The Official Vera Blog

November 5, 2018

Upping our data defenses, ahead of holiday travel season

It’s officially November, which means that the annual frenzy of holiday travel is on the horizon. Booking flights, renting cars, and making hotel accommodations are all activities that process vast amounts of data.

Unfortunately, airline data breaches are becoming an all too regular occurrence, and a succession of airlines have fallen victim over the past few months. On the heels of last month’s British Airways hack, Cathay Pacific experienced a similar breach on October 24 which exposed the personal data of up to 9.4 million passengers–names, dates of birth, phone numbers, email addresses, and passport numbers were all leaked.

In the wake of the recent Cathay Pacific breach, consumer advocates, experts, and consumers have been calling for stricter regulation for companies on how they report data breaches. In today’s blog entry, we’re sharing a few best practices for keeping your personal data safe this holiday season and all year round. And although 100% security is never guaranteed, you can take the necessary steps to be proactive, educated, and informed.

Under GDPR, always-on encryption is a good first step
Let’s start with encryption. The GDPR’s broad aim is to protect personal data, including any personally identifiable information–or PII data–like name, location, identification numbers, IP addresses, cookie data, and RFID tags. But simple encryption at rest and in transit isn’t enough, and companies evaluating this set of requirements in isolation will run into trouble down the road.

This is why taking a data-centric approach to encryption and anonymization is critical – when GDPR-sized fines are looming, it’s not enough to deploy device or full-disk encryption. To limit the damage and scope of a breach notification, individual records should be protected uniquely, preventing a single attacker or identity getting access to the entire dataset.

Keeping data safe online: a cue from Air France-KLM
According to a recent Information Age article, Air France-KLM manages 16 million exchanges on Facebook and three million on Twitter a year. The data processed by Air France-KLM enables the airline to create more personalized emails for its customers, building trust and allowing the airline to offer value-added services. Ahead of most airlines today, Air-France KLM is committed to adhering to the regulations concerning the privacy and data security of the users of their websites. Therefore; all data collected through the Air France-KLM website is processed in accordance with the terms laid out in the GDPR.

For most companies today, we can assume they are still in the process of assessing their security infrastructures to find gaps in their GDPR compliance. The good news is they can start by looking into a more data-centric approach to security.

Protecting personal data, before it’s hacked
At Vera, we believe that when it comes to building a successful security strategy, the best defense is a proactive one. It’s simply not acceptable for an organization, of any size, to not protect its data–no matter where it resides. To protect customer and personal data, businesses must have complete visibility and control over exactly where their data resides, and take the necessary measures to encrypt what’s most important– that’s where very really shines.

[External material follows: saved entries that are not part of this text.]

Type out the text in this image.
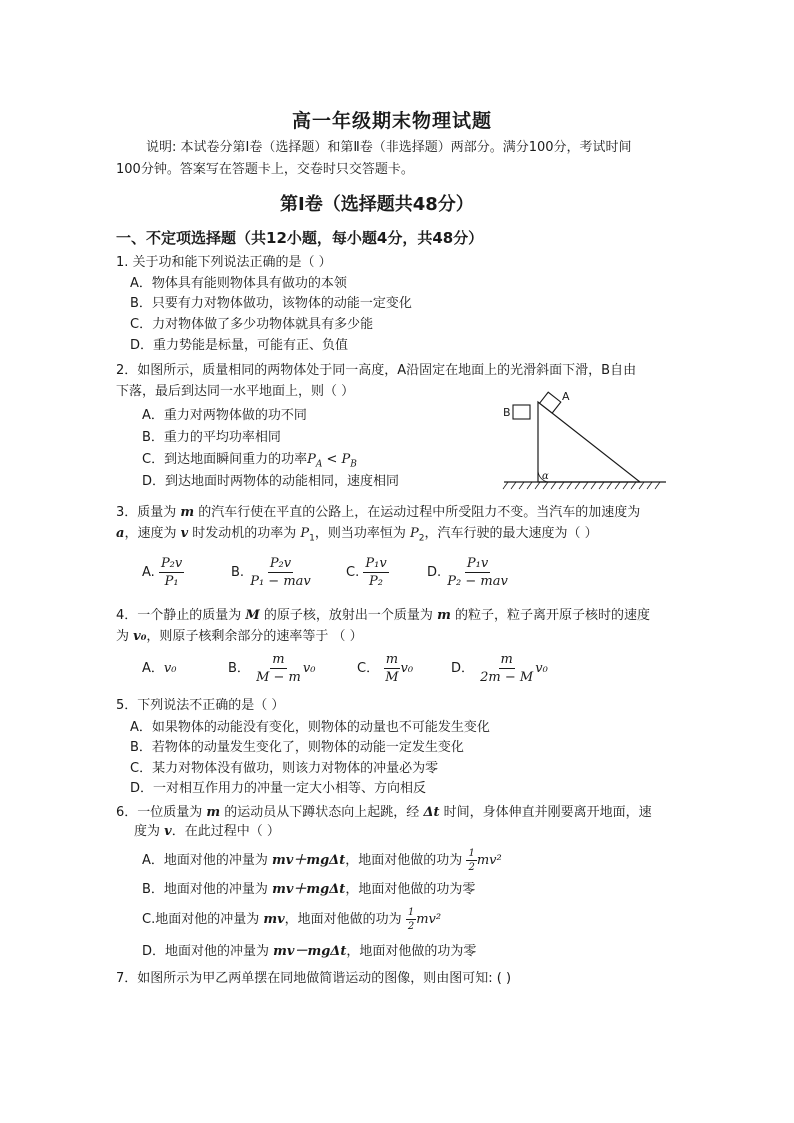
高一年级期末物理试题
说明: 本试卷分第Ⅰ卷（选择题）和第Ⅱ卷（非选择题）两部分。满分100分，考试时间
100分钟。答案写在答题卡上，交卷时只交答题卡。
第Ⅰ卷（选择题共48分）
一、不定项选择题（共12小题，每小题4分，共48分）
1. 关于功和能下列说法正确的是（ ）
A．物体具有能则物体具有做功的本领
B．只要有力对物体做功，该物体的动能一定变化
C．力对物体做了多少功物体就具有多少能
D．重力势能是标量，可能有正、负值
2．如图所示，质量相同的两物体处于同一高度，A沿固定在地面上的光滑斜面下滑，B自由
下落，最后到达同一水平地面上，则（ ）
A．重力对两物体做的功不同
B．重力的平均功率相同
C．到达地面瞬间重力的功率$P_A < P_B$
D．到达地面时两物体的动能相同，速度相同
B
A
α
3．质量为 m 的汽车行使在平直的公路上，在运动过程中所受阻力不变。当汽车的加速度为
a，速度为 v 时发动机的功率为 $P_1$，则当功率恒为 $P_2$，汽车行驶的最大速度为（ ）
A. $\frac{\text{P₂v}}{\text{P₁}}$	B. $\frac{\text{P₂v}}{\text{P₁ − mav}}$	C. $\frac{\text{P₁v}}{\text{P₂}}$	D. $\frac{\text{P₁v}}{\text{P₂ − mav}}$
4．一个静止的质量为 M 的原子核，放射出一个质量为 m 的粒子，粒子离开原子核时的速度
为 v₀，则原子核剩余部分的速率等于 （ ）
A．v₀	B． $\frac{m}{M - m} v_0$	C． $\frac{m}{M} v_0$	D． $\frac{m}{2m - M} v_0$
5．下列说法不正确的是（ ）
A．如果物体的动能没有变化，则物体的动量也不可能发生变化
B．若物体的动量发生变化了，则物体的动能一定发生变化
C．某力对物体没有做功，则该力对物体的冲量必为零
D．一对相互作用力的冲量一定大小相等、方向相反
6．一位质量为 m 的运动员从下蹲状态向上起跳，经 Δt 时间，身体伸直并刚要离开地面，速
度为 v．在此过程中（ ）
A．地面对他的冲量为 mv＋mgΔt，地面对他做的功为 $\frac{1}{2} mv^2$
B．地面对他的冲量为 mv＋mgΔt，地面对他做的功为零
C.地面对他的冲量为 mv，地面对他做的功为 $\frac{1}{2} mv^2$
D．地面对他的冲量为 mv－mgΔt，地面对他做的功为零
7．如图所示为甲乙两单摆在同地做简谐运动的图像，则由图可知: ( )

Data-centric security helps mitigate these risks by providing tools that encrypt data, provide dynamic access controls, and automatically provide audit logs to ensure only privileged individuals have access to that data at all times. Here at Vera, we’re confident that travel sites and airlines will only get more sophisticated in their data and information security practices in years to come.

Bottom line: breaches are no fun for anyone. Companies take major hits in their pocketbooks, reputation, and brand as a whole. Users lose confidence and tend to move their information and business elsewhere. By protecting data in more intelligent ways, the holiday season will bring more joy and fewer compromises online.